The affection in his eyes
uncovered
the fear in my chest
until all the shiny cockroaches came skuttling
an army of fear
across the floor of me.
—–
His affection was not the reason -
but merely the mirror by which my state was revealed.
—–
Fear.
Infestation.
I watch them skuttling
hold my arms out
they crawl to my fingers
and wait
for the smoke of freedom
to carry them away.
Posted by DeeDee |
to be loved,
a fearful state
when someone begins to be
a part of whom you are
and you realize how often
you have lost yourself
waiting to be found
by another
seek
and ye shall find
knock,
and it shall be opened unto you
ask
and it will be given
poured out in good measure
running over
wisdom crieth in the streets
who shall seek her?
some days, what i find
has no name
but can best be described
by sunrise
those moments
when i forget my body
and journey to the horizon,
i take you with me
and
we laugh
—
some thoughts in reaction to what you have written. thursday, long in to the night, staring at a screen infuriating in its puritanical candor, still blank after hours of struggle to say… anything.

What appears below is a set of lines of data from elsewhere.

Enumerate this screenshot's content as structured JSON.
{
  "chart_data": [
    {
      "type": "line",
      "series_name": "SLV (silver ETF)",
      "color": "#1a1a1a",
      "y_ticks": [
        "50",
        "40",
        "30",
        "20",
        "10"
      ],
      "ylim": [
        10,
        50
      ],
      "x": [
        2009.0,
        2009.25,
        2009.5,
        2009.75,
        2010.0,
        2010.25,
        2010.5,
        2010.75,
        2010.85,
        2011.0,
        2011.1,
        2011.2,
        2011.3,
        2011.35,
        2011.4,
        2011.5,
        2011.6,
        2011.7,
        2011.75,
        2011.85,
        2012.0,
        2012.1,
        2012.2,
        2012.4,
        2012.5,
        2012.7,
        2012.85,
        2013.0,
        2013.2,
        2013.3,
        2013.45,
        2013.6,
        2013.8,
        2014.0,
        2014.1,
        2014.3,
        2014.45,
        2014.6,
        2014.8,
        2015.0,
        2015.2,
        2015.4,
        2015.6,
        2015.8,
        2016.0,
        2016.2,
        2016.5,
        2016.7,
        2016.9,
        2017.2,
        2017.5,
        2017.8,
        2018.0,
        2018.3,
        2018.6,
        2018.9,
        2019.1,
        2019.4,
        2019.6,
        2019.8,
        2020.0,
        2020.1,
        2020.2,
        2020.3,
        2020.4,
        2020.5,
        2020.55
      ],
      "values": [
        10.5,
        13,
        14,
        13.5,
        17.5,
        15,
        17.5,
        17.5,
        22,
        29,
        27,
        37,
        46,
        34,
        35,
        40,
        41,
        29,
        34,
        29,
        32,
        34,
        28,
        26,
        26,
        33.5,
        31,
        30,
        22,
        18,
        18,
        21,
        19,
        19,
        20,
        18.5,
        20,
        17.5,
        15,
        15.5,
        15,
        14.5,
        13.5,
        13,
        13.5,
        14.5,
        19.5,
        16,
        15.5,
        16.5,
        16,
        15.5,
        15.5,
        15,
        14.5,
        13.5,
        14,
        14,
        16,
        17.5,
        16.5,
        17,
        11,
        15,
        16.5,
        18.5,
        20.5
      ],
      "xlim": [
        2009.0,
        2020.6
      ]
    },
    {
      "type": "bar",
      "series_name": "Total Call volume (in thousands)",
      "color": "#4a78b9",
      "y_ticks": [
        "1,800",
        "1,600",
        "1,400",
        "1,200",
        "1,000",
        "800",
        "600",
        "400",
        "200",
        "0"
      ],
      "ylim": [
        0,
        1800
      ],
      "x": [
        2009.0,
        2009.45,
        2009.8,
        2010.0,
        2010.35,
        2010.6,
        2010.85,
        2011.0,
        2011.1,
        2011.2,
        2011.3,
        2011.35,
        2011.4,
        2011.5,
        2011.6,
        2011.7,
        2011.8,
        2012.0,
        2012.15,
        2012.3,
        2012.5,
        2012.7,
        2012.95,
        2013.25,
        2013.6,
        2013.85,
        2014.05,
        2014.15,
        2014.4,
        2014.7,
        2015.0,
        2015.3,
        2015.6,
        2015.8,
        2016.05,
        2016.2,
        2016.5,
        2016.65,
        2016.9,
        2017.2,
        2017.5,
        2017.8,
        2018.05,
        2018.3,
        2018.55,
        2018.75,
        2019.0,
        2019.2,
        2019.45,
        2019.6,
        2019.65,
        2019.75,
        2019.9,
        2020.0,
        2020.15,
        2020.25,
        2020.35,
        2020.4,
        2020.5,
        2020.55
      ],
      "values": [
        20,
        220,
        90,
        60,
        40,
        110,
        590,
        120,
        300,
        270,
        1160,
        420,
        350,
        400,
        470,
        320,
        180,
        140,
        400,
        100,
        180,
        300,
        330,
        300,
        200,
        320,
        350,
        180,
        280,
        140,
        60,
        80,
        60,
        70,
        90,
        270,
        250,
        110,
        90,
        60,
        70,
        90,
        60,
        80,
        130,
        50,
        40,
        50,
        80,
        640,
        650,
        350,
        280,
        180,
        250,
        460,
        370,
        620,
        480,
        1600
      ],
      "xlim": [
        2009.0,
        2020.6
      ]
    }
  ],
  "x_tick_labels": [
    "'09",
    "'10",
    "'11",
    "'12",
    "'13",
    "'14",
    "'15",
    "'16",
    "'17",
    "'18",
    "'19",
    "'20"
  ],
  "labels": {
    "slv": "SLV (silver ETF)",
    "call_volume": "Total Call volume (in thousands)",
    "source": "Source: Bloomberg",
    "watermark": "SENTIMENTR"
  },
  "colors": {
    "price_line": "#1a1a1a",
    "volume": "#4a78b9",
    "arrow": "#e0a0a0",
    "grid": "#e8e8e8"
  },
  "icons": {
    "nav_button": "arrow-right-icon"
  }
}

i have had an epiphany. every communication has a context. every word, every phrase. without context, is meaningless. people are the same. without our proper context, we lose effectiveness. or apparent value.
it seems you search for a context. it seems we all do. but at two thirty-four in the morning, nearly anything sounds plausible.
i hope you gain some measure of peace from the cockroaches. or find a good exterminator.
thank you for your vulnerability. your words are beautiful.
anyhoo
sleep well.
September 19th, 2008 | #
thank you Mike!
but now that daylight has broken in - it may come
before I was not even aware of them.
i too hope for peace from the cockroaches
what you said about context is so important! we all want to belong!
i’ve been writing my story - moving/the ship etc. - and as i write and as God brings diff. people into my life I see that my story is not my own - but the story of so many - being lost and longing to be found…
these words you wrote are so true:
and you realize how often
you have lost yourself
waiting to be found
by another
so often I do look to others for being found - i think it is slowly sinking into my deepest heart that while others can find parts of me - only God can find the fullness of me and I will only be truly found/known/belong in Him…
this life is such a journey!!
sending a hug! wishing you all the best and most vibrant that life has to offer!